I “Criteri e modalità per il conferimento degli incarichi dirigenziali” come
sopra modificati, sono allegati alla presente deliberazione di cui
costituiscono parte integrante.
La presente deliberazione sarà trasmessa al Ministero del Lavoro e delle
Politiche Sociali, al Ministero dell’Economia e delle Finanze e alla
Presidenza del Consiglio dei Ministri – Dipartimento della Funzione
Pubblica.
IL SEGRETARIO IL PRESIDENTE
Gaetano Corsini Pasquale Tridico
3
CRITERI E MODALITÀ PER IL CONFERIMENTO DEGLI INCARICHI
DIRIGENZIALI
1
1. Gli incarichi dirigenziali presso l’Istituto Nazionale della Previdenza Sociale (d’ora
innanzi indicato anche come “Istituto”), sono conferiti secondo i criteri e le modalità di
seguito riportate in conformità a quanto stabilito dall’art. 19 del D.lgs. n. 165/2001,
dall’art. 45 del CCNL relativo al personale dell’Area Funzioni centrali– triennio 2016-
2018 sottoscritto il 9 marzo 2020 (di seguito denominato “CCNL”), dalla direttiva n. 10
del 19 dicembre 2007 del Dipartimento della Funzione Pubblica, dalle direttive dell’ANAC
in materia di anticorruzione con particolare riferimento al Piano nazionale anticorruzione
(PNA) nonché dalle disposizioni dell’Istituto in materia di rotazione del personale.

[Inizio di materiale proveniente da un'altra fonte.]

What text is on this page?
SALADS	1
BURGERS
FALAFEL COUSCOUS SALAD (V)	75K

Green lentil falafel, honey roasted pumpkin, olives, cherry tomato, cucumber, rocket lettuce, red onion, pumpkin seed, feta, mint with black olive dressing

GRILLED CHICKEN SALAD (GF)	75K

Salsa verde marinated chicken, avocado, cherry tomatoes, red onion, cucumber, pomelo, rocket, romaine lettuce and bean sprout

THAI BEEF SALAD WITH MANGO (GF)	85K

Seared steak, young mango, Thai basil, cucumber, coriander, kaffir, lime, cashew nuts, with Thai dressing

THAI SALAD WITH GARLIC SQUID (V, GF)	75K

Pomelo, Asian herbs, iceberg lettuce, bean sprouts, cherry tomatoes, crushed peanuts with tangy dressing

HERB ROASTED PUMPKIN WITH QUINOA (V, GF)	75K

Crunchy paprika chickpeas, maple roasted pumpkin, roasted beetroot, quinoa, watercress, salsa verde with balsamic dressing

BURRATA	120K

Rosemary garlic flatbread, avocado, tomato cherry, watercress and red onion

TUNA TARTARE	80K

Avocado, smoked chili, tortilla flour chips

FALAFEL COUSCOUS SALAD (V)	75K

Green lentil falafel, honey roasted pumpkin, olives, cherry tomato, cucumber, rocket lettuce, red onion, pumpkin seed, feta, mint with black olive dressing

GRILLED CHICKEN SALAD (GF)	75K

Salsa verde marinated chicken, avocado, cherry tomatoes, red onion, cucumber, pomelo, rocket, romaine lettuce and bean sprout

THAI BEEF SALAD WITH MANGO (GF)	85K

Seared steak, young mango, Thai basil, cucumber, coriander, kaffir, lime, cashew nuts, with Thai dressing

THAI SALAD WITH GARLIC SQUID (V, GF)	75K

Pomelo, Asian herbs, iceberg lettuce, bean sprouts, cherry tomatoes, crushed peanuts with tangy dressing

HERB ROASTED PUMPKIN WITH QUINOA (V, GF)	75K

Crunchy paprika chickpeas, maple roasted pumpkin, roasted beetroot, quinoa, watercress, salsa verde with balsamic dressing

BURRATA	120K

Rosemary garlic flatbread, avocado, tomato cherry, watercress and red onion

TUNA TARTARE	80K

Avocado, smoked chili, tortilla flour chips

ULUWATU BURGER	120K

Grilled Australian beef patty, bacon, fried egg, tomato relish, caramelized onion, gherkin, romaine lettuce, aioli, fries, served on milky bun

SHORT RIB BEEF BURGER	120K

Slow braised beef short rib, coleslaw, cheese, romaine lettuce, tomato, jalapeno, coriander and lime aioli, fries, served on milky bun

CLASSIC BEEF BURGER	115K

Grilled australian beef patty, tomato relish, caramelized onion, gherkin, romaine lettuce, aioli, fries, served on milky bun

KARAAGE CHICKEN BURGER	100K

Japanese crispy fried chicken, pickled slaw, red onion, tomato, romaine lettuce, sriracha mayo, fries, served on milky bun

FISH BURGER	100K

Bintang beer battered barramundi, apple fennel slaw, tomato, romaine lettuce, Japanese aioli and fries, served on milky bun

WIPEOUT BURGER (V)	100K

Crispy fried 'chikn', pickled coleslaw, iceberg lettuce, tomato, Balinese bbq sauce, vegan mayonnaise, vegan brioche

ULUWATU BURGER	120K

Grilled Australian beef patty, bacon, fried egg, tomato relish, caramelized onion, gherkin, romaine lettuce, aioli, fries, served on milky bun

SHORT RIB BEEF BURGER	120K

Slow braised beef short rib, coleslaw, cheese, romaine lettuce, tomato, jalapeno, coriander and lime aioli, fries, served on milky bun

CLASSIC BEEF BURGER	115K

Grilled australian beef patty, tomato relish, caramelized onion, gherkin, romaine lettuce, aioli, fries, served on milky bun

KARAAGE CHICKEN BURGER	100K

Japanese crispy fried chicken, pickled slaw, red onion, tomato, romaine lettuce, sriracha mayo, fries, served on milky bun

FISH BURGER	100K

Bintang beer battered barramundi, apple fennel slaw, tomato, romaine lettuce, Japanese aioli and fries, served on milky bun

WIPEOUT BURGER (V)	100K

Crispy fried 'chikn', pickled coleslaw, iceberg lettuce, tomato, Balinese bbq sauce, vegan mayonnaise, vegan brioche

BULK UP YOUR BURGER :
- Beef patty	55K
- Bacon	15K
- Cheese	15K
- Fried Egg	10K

2. Tutti i dirigenti hanno diritto a un incarico ai sensi dell’art. 45, comma 1 del citato
CCNL. Ai sensi dell’art. 19, comma 10 del D.lgs. n. 165/2001 i dirigenti ai quali non sia
affidata la titolarità di uffici dirigenziali svolgono funzioni ispettive, di consulenza, studio
e ricerca o altri eventuali incarichi specifici previsti dall’ordinamento delle funzioni.
3. Gli incarichi dirigenziali vengono conferiti, in conformità a quanto stabilito nel
regolamento di organizzazione, con provvedimento degli organi di cui al successivo
punto 13, lettera e), B. e secondo quanto previsto dall’art. 19 del D.lgs. n. 165/2001.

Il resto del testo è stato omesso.